How pipeline skills fit the existing prompt stack

Adopting SKILL.md replaces only the default-text layer of prompt resolution; it removes nothing.
  • Storage + routing → prompts/*.yaml migrate to skills/<name>/SKILL.md. Skills gain a description (the architect’s routing menu) and a home for bundled scripts — a superset of what flat YAML keys offered.
  • Runtime override + versioning → unchanged. The prompt manager still resolves override-surface → on-disk default; the override surface still wins. The skill body is just the default it falls back to.
  • Tracing / observability → unchanged and orthogonal. Tracing hooks the dispatch layer (every LLM call), not prompt storage. Zero impact.
Mechanically: the prompt manager gains a skill loader alongside its YAML loader; the resolution chain is untouched. A SKILL.md’s frontmatter declares the prompt keys it provides; the resolver reads them exactly as before.

Build-vs-borrow stance

Content is the one moat department; almost every other is borrow-heavy.
DepartmentStance
ContentBuild the moat — voice DNA, adversarial QA, publish gate.

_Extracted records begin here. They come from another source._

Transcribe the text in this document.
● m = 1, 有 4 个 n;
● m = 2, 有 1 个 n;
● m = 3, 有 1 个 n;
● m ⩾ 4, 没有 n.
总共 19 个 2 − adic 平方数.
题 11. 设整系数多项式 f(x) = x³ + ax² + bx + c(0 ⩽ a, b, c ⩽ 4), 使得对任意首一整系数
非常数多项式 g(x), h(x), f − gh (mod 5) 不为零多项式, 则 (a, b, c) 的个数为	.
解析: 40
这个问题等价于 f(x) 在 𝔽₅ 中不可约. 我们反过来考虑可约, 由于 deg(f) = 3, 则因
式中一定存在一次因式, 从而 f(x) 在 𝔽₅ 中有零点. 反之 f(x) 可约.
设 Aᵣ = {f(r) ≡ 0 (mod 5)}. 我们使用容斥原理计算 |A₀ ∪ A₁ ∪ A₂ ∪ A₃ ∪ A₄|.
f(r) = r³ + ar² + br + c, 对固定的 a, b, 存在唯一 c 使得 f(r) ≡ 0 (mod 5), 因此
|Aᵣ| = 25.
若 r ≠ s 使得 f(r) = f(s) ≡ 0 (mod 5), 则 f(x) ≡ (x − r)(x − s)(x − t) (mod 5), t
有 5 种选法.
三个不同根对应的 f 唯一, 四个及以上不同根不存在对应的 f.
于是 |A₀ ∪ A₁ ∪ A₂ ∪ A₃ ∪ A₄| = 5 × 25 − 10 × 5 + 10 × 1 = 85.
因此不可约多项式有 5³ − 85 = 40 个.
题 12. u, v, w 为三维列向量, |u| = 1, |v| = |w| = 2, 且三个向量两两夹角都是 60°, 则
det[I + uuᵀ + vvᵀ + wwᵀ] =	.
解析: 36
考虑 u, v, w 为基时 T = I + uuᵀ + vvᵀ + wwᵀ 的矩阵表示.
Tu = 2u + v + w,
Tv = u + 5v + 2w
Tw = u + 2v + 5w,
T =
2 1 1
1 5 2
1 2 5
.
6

Graduated.
Customer supportBorrow — triage / reply-drafting / helpdesk skills exist widely
FinanceBorrow — bookkeeping / reconciliation / reporting skills exist
DevOpsBorrow — deploy / monitor / incident / self-healing doctor skills exist
Compliance / legalBorrow — contract-review / policy-QA / PII-scan skills exist
So the design target is a contract good enough that most departments are configuration (skill assembly), not code — and self-authorable once the relevant autonomy dial is earned. Commodity to adopt rather than build: the agentskills.io SKILL.md format; a self-healing doctor; an energy/cost eval harness; skill importers; and specific permissive skills (web research, scrape, summarize, structured extraction, TTS) from the open ecosystems. Vet each borrowed skill’s license.

Seams to preserve in all new work

Every change from here should keep these intact, because they are what make the endgame reachable incrementally:
  1. Skill format — new procedures land as SKILL.md, not inline prompts.
  2. Module manifest — new departments declare capabilities + skills; custom code is a later, earned fill-in.
  3. OperatorScope — data access goes through the scope, even with one operator.
  4. Autonomy as an app_setting — anything the system might one day do on its own is gated by a runtime-tunable trust level + track-record telemetry + reversible rails, never a hard-coded if.
  5. CLI/MCP first — operator actions are CLI verbs with MCP parity, so both a human and the architect can drive them.
A stable contract on these five is the precondition for the system to develop itself — that is the actual deliverable, more than any single feature.